Ci sono gli investimenti a nove zeri e soprattutto la promessa assistenza nella lotta contro il Covid. L’ottava edizione del Focac, il forum triennale Cina-Africa, si è aperta ieri nel segno della continuità con il passato, ma con la chiara intenzione di raddrizzare alcune delle distorsioni emerse durante gli ultimi decenni di cooperazione, aggravate dal contesto pandemico.

AD APRIRE I LAVORI è stato il presidente cinese Xi Jinping, che in videoconferenza ha annunciato la spedizione di un altro miliardo di vaccini – di cui 600 milioni a titolo gratuito e il resto prodotto localmente – per raggiungere l’obiettivo di immunizzazione del 60 % della popolazione africana entro il 2022.

Un’iniziativa ampiamente attesa che va a integrare i 200 milioni di sieri precedentemente forniti (in minima parte gratis), contribuendo non solo a domare la nuova variante sudafricana in una delle aree del mondo con il più basso tasso di vaccinazione. Ma anche a diversificare la natura dell’attivismo cinese nella regione, per anni contraddistinto da una forte spinta verso gli investimenti nel settore estrattivo e dei trasporti.

IL BINOMIO, che ha dominato i primi otto anni dal lancio della Nuova Via della Seta, non sparirà, ma subirà alcuni aggiustamenti strutturali. Secondo quanto anticipato da Xi, la Cina si impegna a fornire agli istituti finanziari africani una linea di credito da 10 miliardi di dollari per le piccole e medie imprese, stabilendo una piattaforma congiunta per promuovere gli investimenti privati e invitando le aziende cinesi a dirottare nel continente una cifra analoga o quantomeno non inferiore nei prossimi tre anni. Chiaro segno di come il settore statale, dopo le spese incontrollate, stia cercando una sponda per ridurre i rischi finanziari.

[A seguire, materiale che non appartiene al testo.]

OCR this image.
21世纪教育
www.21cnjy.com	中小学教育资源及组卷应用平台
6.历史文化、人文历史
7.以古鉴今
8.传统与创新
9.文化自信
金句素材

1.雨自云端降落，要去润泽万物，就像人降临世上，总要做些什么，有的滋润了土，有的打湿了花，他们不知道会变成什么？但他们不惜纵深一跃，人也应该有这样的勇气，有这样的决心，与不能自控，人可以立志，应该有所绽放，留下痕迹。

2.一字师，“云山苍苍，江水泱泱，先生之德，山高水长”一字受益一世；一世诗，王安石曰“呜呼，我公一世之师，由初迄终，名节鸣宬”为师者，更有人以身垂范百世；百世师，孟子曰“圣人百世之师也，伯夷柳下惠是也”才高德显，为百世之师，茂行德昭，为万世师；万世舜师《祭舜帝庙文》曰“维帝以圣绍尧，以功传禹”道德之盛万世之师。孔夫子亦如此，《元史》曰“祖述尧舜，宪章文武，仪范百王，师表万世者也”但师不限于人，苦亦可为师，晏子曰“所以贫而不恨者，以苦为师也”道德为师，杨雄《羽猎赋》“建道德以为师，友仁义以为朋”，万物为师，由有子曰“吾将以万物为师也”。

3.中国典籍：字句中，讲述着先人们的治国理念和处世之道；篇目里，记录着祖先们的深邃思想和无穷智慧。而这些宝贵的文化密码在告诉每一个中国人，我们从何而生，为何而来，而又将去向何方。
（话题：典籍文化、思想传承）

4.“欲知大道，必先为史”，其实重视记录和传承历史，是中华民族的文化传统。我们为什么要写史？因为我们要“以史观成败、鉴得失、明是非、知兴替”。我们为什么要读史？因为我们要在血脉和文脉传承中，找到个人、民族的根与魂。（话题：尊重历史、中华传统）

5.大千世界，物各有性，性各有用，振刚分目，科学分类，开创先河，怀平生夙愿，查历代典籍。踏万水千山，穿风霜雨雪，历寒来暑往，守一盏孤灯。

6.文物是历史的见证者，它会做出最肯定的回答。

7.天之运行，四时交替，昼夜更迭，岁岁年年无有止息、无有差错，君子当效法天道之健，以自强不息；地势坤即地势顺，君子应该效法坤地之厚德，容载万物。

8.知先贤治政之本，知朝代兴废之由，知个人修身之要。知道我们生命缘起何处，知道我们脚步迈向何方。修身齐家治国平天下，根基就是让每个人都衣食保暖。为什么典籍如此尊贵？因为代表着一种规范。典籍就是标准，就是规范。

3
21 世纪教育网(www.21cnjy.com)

NEGLI ANNI L’INDEBITAMENTO dell’Africa nei confronti del gigante asiatico non solo è diventato motivo di critiche internazionali più o meno fondate. In tempi di rallentamento economico le banche cinesi hanno mostrato meno entusiasmo davanti alla proposta di progetti dalla dubbia sostenibilità economica. Appena poche ore prima dell’apertura del vertice, è circolata la notizia – negata da Pechino – della richiesta da parte dell’Uganda di rinegoziare le condizioni predatorie di un prestito per l’espansione dell’aeroporto internazionale di Entebbe. Rispondendo indirettamente alle accuse, Xi ha riferito che la Cina esenterà le capitali africane dal pagamento dei debiti sui prestiti a interessi zero in scadenza entro la fine dell’anno e devolverà al continente 10 miliardi dei suoi diritti speciali di prelievo del Fmi.

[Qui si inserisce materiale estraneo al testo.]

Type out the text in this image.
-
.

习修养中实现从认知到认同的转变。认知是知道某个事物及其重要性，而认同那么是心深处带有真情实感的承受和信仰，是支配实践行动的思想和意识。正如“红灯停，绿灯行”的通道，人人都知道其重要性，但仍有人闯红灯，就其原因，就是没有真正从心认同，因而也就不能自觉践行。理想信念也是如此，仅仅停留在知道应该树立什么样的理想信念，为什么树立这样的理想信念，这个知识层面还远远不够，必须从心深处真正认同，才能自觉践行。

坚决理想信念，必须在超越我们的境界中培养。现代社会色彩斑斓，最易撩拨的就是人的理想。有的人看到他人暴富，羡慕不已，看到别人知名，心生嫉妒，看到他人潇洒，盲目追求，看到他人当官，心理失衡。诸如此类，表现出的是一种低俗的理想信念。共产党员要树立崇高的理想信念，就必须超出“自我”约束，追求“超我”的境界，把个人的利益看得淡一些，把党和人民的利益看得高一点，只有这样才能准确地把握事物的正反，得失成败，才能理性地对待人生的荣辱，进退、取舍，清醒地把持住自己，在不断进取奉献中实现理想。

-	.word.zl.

IN TUTTO SONO NOVE i progetti con cui Pechino intende ribilanciare il partenariato nei prossimi tre anni in materia di sostenibilità ambientale, sicurezza, innovazione tecnologica e commercio, con attenzione particolare all’agricoltura e alla formazione professionale.

Aldilà dei numeri, l’evento possiede importanti significati simbolici. Innanzitutto la location: Dakar, la capitale del Senegal, segna ufficialmente l’espansione cinese – un tempo focalizzata soprattutto nel Corno d’africa (dove ha aperto la sua prima base militare all’estero) – nel quadrante occidentale storicamente marchiato dall’influenza francese. Il nome del vertice poi, che rievoca gli slogan della «Nuova Era» di Xi, attesta quel ritorno all’ideologia che contraddistinse le relazioni con il continente all’epoca di Mao e che con l’avvio delle riforme di mercato fu stemperato per dare maggiore spazio agli aspetti economici.

MA PIÙ CHE IMPORRE il proprio modello di sviluppo, la Cina spera in cambio di ottenere il supporto politico dei partner africani nelle agenzie internazionali, dove Pechino fronteggia costanti critiche per lo scarso rispetto dei diritti umani, mentre lascia aperta la porta alla cooperazione multilaterale nelle questioni economiche.

È in quest’ottica che va interpretata il recente invito di Xi a Merkel e Macron a creare un «Quad africano». Iniziativa che se da una parte serve a condividere i rischi finanziari con le ex potenze coloniali dall’altra sembra voler dare maggior prestigio al protagonismo cinese in Africa con una triangolazione che coinvolge le principali potenze europee in risposta al pressing americano. Solo pochi giorni fa era stato Antony Blinken a corteggiare il continente a lungo trascurato da Washington con una rara visita che ha toccato proprio il Senegal.